Table of Contents
Key Points
- Johann Rupert’s net worth fell $800 million from $17.1 billion to $16.3 billion, erasing some year-to-date gains amid Richemont’s share decline.
- Richemont’s shares dropped over 6.5% in three weeks, lowering Rupert’s stake value from nearly $13 billion to $11.8 billion.
- Richemont posted $24 billion sales for FY 2025, with jewelry revenue up 8%, led by strong growth in Japan, Americas, Europe, and Middle East.
After seeing his net worth climb above $17 billion in mid-May, a level he last reached earlier this year in February, South African billionaire Johann Rupert, the richest man in the country and second wealthiest in Africa, has now seen his fortune fall back below that mark.

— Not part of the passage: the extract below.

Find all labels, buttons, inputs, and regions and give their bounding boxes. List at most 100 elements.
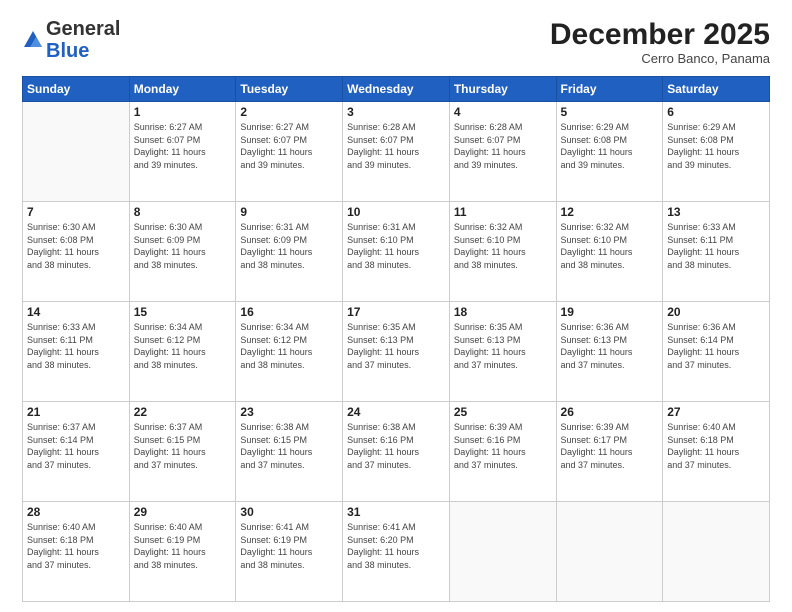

This recent dip has erased some of the gains he made when his net worth peaked at $17.1 billion in May.
Rupert’s wealth drops $800 million
The Bloomberg Billionaires Index, which tracks the wealth of the world’s 500 richest people, shows that Rupert’s net worth has dropped by $800 million, from $17.1 billion on May 21 to $16.3 billion at the time of drafting this report. This pullback has reduced his year-to-date wealth gains from $3.43 billion to $2.63 billion.
This $800 million decrease comes shortly after a significant jump in his fortune. Between April 10 and May 21, Rupert’s net worth grew by $3.9 billion, rising from $13.2 billion to $17.1 billion. The recent drop is mainly tied to the performance of his stake in Richemont, the Swiss luxury goods group that owns well-known brands like Cartier, Van Cleef & Arpels, and Chloé.
Over the past three weeks, Richemont’s shares on the SIX Swiss Exchange have fallen more than 6.5 percent, pushing the company’s market value down to about $100 billion. As a result, Rupert’s 10.18 percent stake has decreased from nearly $13 billion to $11.8 billion, making up more than 70 percent of his total estimated wealth of $16.3 billion, according to Bloomberg.
Richemont hits $24 billion sales
For the year ending March 31, 2025, Richemont reported sales of $24 billion. This was driven by steady demand for high-end jewelry and solid growth in key markets such as the U.S., Europe, Japan, and the Middle East, which helped offset weaker results in China and slower watch sales. Jewelry continues to be the backbone of the business.
Sales from Richemont’s four main jewelry brands, Cartier, Van Cleef & Arpels, Buccellati, and the recently acquired Vhernier, rose 8 percent to €15.3 billion ($17.13 billion), accounting for nearly three-quarters of the company’s total revenue. This strong performance helped Richemont’s overall group sales increase by 3.8 percent to €21.4 billion ($23.97 billion), while annual profits grew 17 percent to €2.75 billion ($3.08 billion).
Regional results varied. Sales in the Asia Pacific region fell as China’s challenges continued. On the other hand, Japan saw a 25 percent jump, driven by strong local spending and tourism. The Americas recorded a 16 percent increase, Europe rose by 10 percent, and the Middle East and Africa were up 15 percent, showing resilience in most of Richemont’s international markets.